South Sudan’s president refused to sign a peace deal with the country’s main rebel leader, Riek Machar, by a Monday deadline set to end a 20-month civil war, a government official said.
“People were looking to see a document signed and peace reached, but this is not going to happen today,” Foreign Affairs spokesman Mawien Makol Arik told reporters on Monday in Juba, South Sudan’s capital.
South Sudan’s President Salva Kiir initialed the peace agreement but said he needed 15 days to consult allies in the South Sudanese capital, Juba, before he would formally sign it, according to Hailemichael Gebreselasie, a spokesman for the regional team heading negotiations.
“There are a lot of hard-liners around Juba.
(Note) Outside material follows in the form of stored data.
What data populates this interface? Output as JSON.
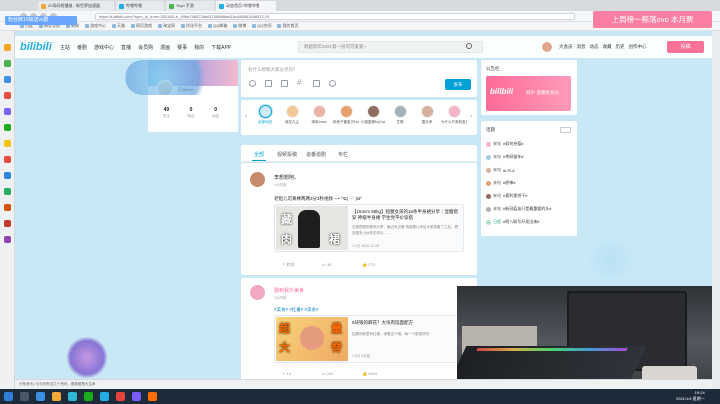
{
  "browser": {
    "tabs": [
      {
        "title": "20场同框播放 - 新世界加速器",
        "color": "#f2a93b",
        "active": false
      },
      {
        "title": "哔哩哔哩",
        "color": "#23ade5",
        "active": false
      },
      {
        "title": "Yoyo 手游",
        "color": "#4db34d",
        "active": false
      },
      {
        "title": "动态首页-哔哩哔哩",
        "color": "#23ade5",
        "active": true
      }
    ],
    "url": "https://t.bilibili.com/?spm_id_from=333.851.b_696e7465726e6174696f6e616c486561646572.29",
    "bookmarks": [
      "百度",
      "网址导航",
      "新闻",
      "游戏中心",
      "天猫",
      "网页游戏",
      "淘宝网",
      "优化平台",
      "QQ邮箱",
      "微博",
      "QQ空间",
      "我的首页"
    ]
  },
  "overlay": {
    "live_banner": "上周榜一鲸落ovo 本月票",
    "top_tag": "粉丝牌10级送vx群"
  },
  "header": {
    "logo": "bilibili",
    "nav": [
      "主站",
      "番剧",
      "游戏中心",
      "直播",
      "会员购",
      "漫画",
      "赛事",
      "我的",
      "下载APP"
    ],
    "search_placeholder": "跨越跨年2021第一份可可爱爱~",
    "user_nav": [
      "大会员",
      "消息",
      "动态",
      "收藏",
      "历史",
      "创作中心"
    ],
    "post_button": "投稿"
  },
  "profile": {
    "name": "芳缇asm",
    "stats": [
      {
        "value": "49",
        "label": "关注"
      },
      {
        "value": "0",
        "label": "粉丝"
      },
      {
        "value": "0",
        "label": "动态"
      }
    ]
  },
  "composer": {
    "placeholder": "有什么想和大家分享的？",
    "publish": "发布",
    "tools": [
      "emoji-icon",
      "image-icon",
      "vote-icon",
      "topic-icon",
      "schedule-icon",
      "clock-icon"
    ]
  },
  "ups": [
    {
      "name": "全部动态",
      "color": "#cdebf7",
      "selected": true
    },
    {
      "name": "我在凡尘",
      "color": "#f2c89a",
      "selected": false
    },
    {
      "name": "清风ihans",
      "color": "#e9b4a8",
      "selected": false
    },
    {
      "name": "和良子酱宝贝Honey",
      "color": "#e8a070",
      "selected": false
    },
    {
      "name": "小猫爱捕MyCat",
      "color": "#8e6e63",
      "selected": false
    },
    {
      "name": "芷像",
      "color": "#a7b0b9",
      "selected": false
    },
    {
      "name": "唐天承",
      "color": "#d5b29d",
      "selected": false
    },
    {
      "name": "为什么只有粉宝宝的",
      "color": "#f4b6c7",
      "selected": false
    }
  ],
  "feed_tabs": [
    "全部",
    "视频投稿",
    "追番追剧",
    "专栏"
  ],
  "posts": [
    {
      "author": "李想想阿。",
      "time": "1小时前",
      "text": "老铝儿可真棒两两3分3秒视频 ~ • ⁽⁽ଘ( ˊᵕˋ )ଓ⁾⁾",
      "video_title": "【164cm 58kg】短腿女孩的16条半身裙分享｜显瘦搭穿 神级半身裙 学生党平价穿搭",
      "video_desc": "这期视频带着来分享，最近有点懒 再接着以来给大家准备了之后，看到很多小伙伴的评论……",
      "video_meta": "1.3万  2020-12-09",
      "thumb_text_left": "藏",
      "thumb_text_left2": "肉",
      "thumb_text_right": "裙",
      "actions": [
        "转发",
        "38",
        "279"
      ]
    },
    {
      "author": "翻到我乐美食",
      "time": "1小时前",
      "topics": "#美食# #红薯# #美食#",
      "video_title": "5块钱的麻花？大块肉馅面配方",
      "video_desc": "如果你家里有红薯，请看这个哦，每一个都很好吃~",
      "video_meta": "1.5万  2天前",
      "thumb_text_1": "超",
      "thumb_text_2": "大",
      "thumb_text_3": "量",
      "thumb_text_4": "脊",
      "actions": [
        "14",
        "182",
        "4843"
      ]
    }
  ],
  "notice": {
    "title": "公告栏",
    "banner_logo": "bilibili",
    "banner_text": "城岁·直播星会员"
  },
  "topics_box": {
    "title": "话题",
    "items": [
      {
        "who": "来电",
        "tag": "#如何充值#",
        "color": "#f4b6c7"
      },
      {
        "who": "来电",
        "tag": "#考研留年#",
        "color": "#a6c8e8"
      },
      {
        "who": "来电",
        "tag": "#LPL#",
        "color": "#d5b29d"
      },
      {
        "who": "来电",
        "tag": "#原神#",
        "color": "#e8a070"
      },
      {
        "who": "来电",
        "tag": "#奥利奥饼干#",
        "color": "#8e6e63"
      },
      {
        "who": "来电",
        "tag": "#新冠疫苗只是最重要的头#",
        "color": "#a7b0b9"
      },
      {
        "who": "已经",
        "tag": "#明八联号开发出来#",
        "color": "#b2dfc5"
      }
    ]
  },
  "statusbar": {
    "text": "头条资讯 | 今天你有这几个资讯，更新都是大生命"
  },
  "taskbar": {
    "time": "19:24",
    "date": "2021/1/4 星期一"
  }
}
The president wanted to go and talk to these guys and convince them,” Hailemichael said.
Western powers including the U.S. and the U.K. had threatened to impose additional targeted sanctions if the two parties fail to sign by the Aug. 17 deadline.
South Sudan’s government said last week a breakthrough by the deadline was unlikely because the two sides couldn’t agree on a range of issues, including the division of positions in a power-sharing arrangement.
South Sudan descended into violence 20 months ago when fighting broke out in the capital city and Mr. Kiir claimed that his security forces had foiled a coup.
More than 10,000 people have been killed since then and more than 2 million have fled their homes. Nearly 200,000 people are sheltered in U.N. camps inside the country because of the fighting, the world body said Monday.